The Empty Quarter in the Arabian Peninsula, for instance – which consists of some 650,000 square kilometres of sand desert – is unmonitored. Data is also sparse in the Antarctic and the Sahara.
This can be problematic when scientists want to observe temperature patterns in a particular area of the world. While global temperatures are rising, in some areas it is happening faster than others. In the Arctic, for instance, certain feedback mechanisms mean the snowy region is warming twice as fast as the average rate.
This can have implications for vulnerable regions trying to adapt to the new patterns of the changing climate.
“Africa contains a lot of climate vulnerable societies, so it is one place where you would love to have really accurate data. But the situation is improving,” says Black.
Keeping secrets
What these aberrations do not impact is the large scale climate record. To work out global temperatures, all scientists need is 100 stations sending them an accurate piece of data once a month.
This is lucky, because hoovering up the figures from the thousands of weather stations and depositing them into datasets is not necessarily easy.
In fact, NOAA forms its dataset from around 7,000 land stations, while the Met Office has around 5,500, which allow the agencies to build up a detailed picture of how climate change is happening regionally, as well as globally.
But much of this information is sensitive, both commercially and nationally.
In African countries, for instance, there has been reluctance in recent decades to make the data freely available for everyone.
“They don’t want to be a collection agency for western scientists,” says Jones. “They want to get involved in the science as well. They don’t want their scientists to work for companies in Europe, and so by keeping hold of the data it might their scientists stay in the country more.”
European countries, and particularly Poland, have also been reluctant to share their data in recent years – particularly on rain and sunshine – as consultancies in the US are able to cash in on the findings by selling forecasts, often to agricultural companies.
In many EU countries, the meteorological service is expected to make a profit, and the data it collects can provide a valuable stream of revenue. Wars and changes in government can also interrupt the flow of information coming out of a country.
Ocean data collected by ships can also be delayed. Fishing fleets in Japan, Taiwan and South Korea may be reluctant to reveal their whereabouts “if they are catching really good fish”, says Jones.
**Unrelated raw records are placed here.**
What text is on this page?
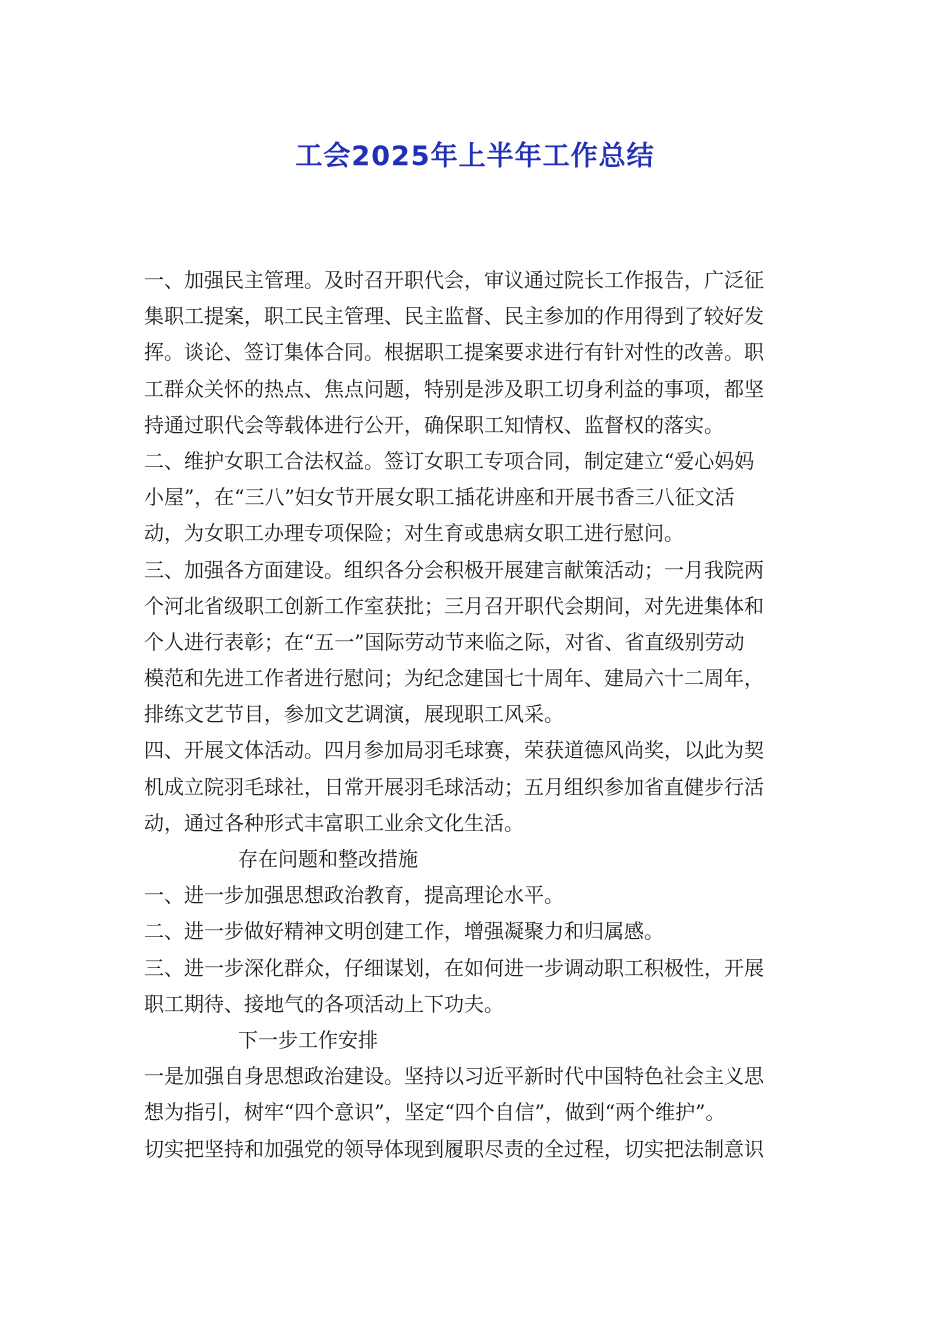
工会2025年上半年工作总结

一、加强民主管理。及时召开职代会，审议通过院长工作报告，广泛征

集职工提案，职工民主管理、民主监督、民主参加的作用得到了较好发

挥。谈论、签订集体合同。根据职工提案要求进行有针对性的改善。职

工群众关怀的热点、焦点问题，特别是涉及职工切身利益的事项，都坚

持通过职代会等载体进行公开，确保职工知情权、监督权的落实。

二、维护女职工合法权益。签订女职工专项合同，制定建立“爱心妈妈

小屋”，在“三八”妇女节开展女职工插花讲座和开展书香三八征文活

动，为女职工办理专项保险；对生育或患病女职工进行慰问。

三、加强各方面建设。组织各分会积极开展建言献策活动；一月我院两

个河北省级职工创新工作室获批；三月召开职代会期间，对先进集体和

个人进行表彰；在“五一”国际劳动节来临之际，对省、省直级别劳动

模范和先进工作者进行慰问；为纪念建国七十周年、建局六十二周年，

排练文艺节目，参加文艺调演，展现职工风采。

四、开展文体活动。四月参加局羽毛球赛，荣获道德风尚奖，以此为契

机成立院羽毛球社，日常开展羽毛球活动；五月组织参加省直健步行活

动，通过各种形式丰富职工业余文化生活。

存在问题和整改措施

一、进一步加强思想政治教育，提高理论水平。

二、进一步做好精神文明创建工作，增强凝聚力和归属感。

三、进一步深化群众，仔细谋划，在如何进一步调动职工积极性，开展

职工期待、接地气的各项活动上下功夫。

下一步工作安排

一是加强自身思想政治建设。坚持以习近平新时代中国特色社会主义思

想为指引，树牢“四个意识”，坚定“四个自信”，做到“两个维护”。

切实把坚持和加强党的领导体现到履职尽责的全过程，切实把法制意识
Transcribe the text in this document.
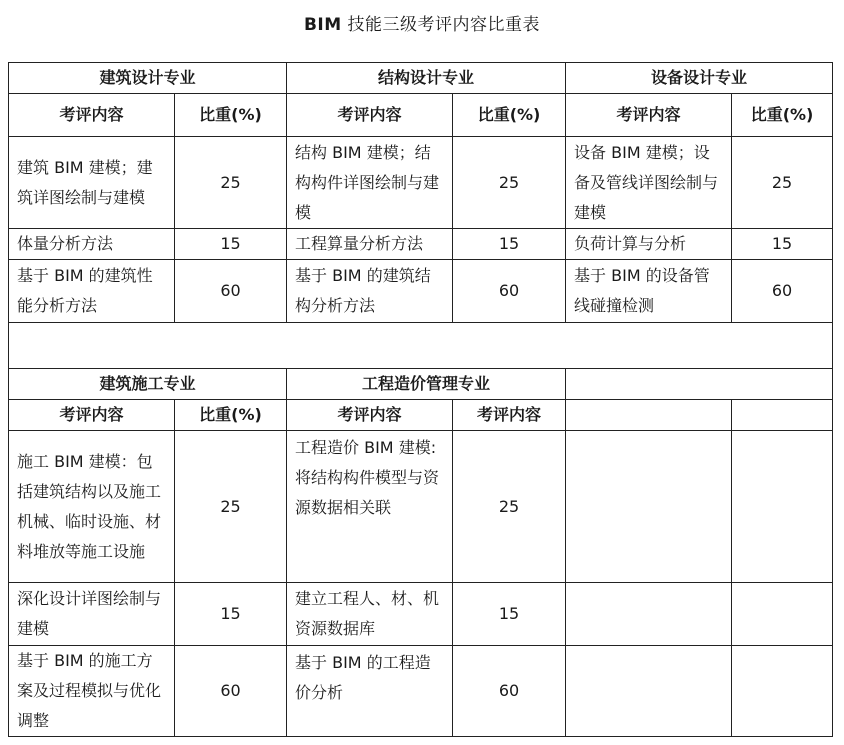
BIM 技能三级考评内容比重表
建筑设计专业		结构设计专业		设备设计专业	
考评内容	比重(%)	考评内容	比重(%)	考评内容	比重(%)
建筑 BIM 建模；建筑详图绘制与建模	25	结构 BIM 建模；结构构件详图绘制与建模	25	设备 BIM 建模；设备及管线详图绘制与建模	25
体量分析方法	15	工程算量分析方法	15	负荷计算与分析	15
基于 BIM 的建筑性能分析方法	60	基于 BIM 的建筑结构分析方法	60	基于 BIM 的设备管线碰撞检测	60

建筑施工专业		工程造价管理专业			
考评内容	比重(%)	考评内容	考评内容		
施工 BIM 建模：包括建筑结构以及施工机械、临时设施、材料堆放等施工设施	25	工程造价 BIM 建模:将结构构件模型与资源数据相关联	25		
深化设计详图绘制与建模	15	建立工程人、材、机资源数据库	15		
基于 BIM 的施工方案及过程模拟与优化调整	60	基于 BIM 的工程造价分析	60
Shipping companies around Somalia may hold similar qualms due to the threat of pirates.
But these concerns are merely glitches in a long history of remarkably robust data collection.
Lay the records of the four main meteorological agencies – each working independently and with their own methods – on top of each other on a graph, and what is striking is how the lines match up almost exactly.
That is why, when NASA revealed today that the world is hotter than ever, they know they can count on the numbers – even those collected by old seafarers with wooden buckets.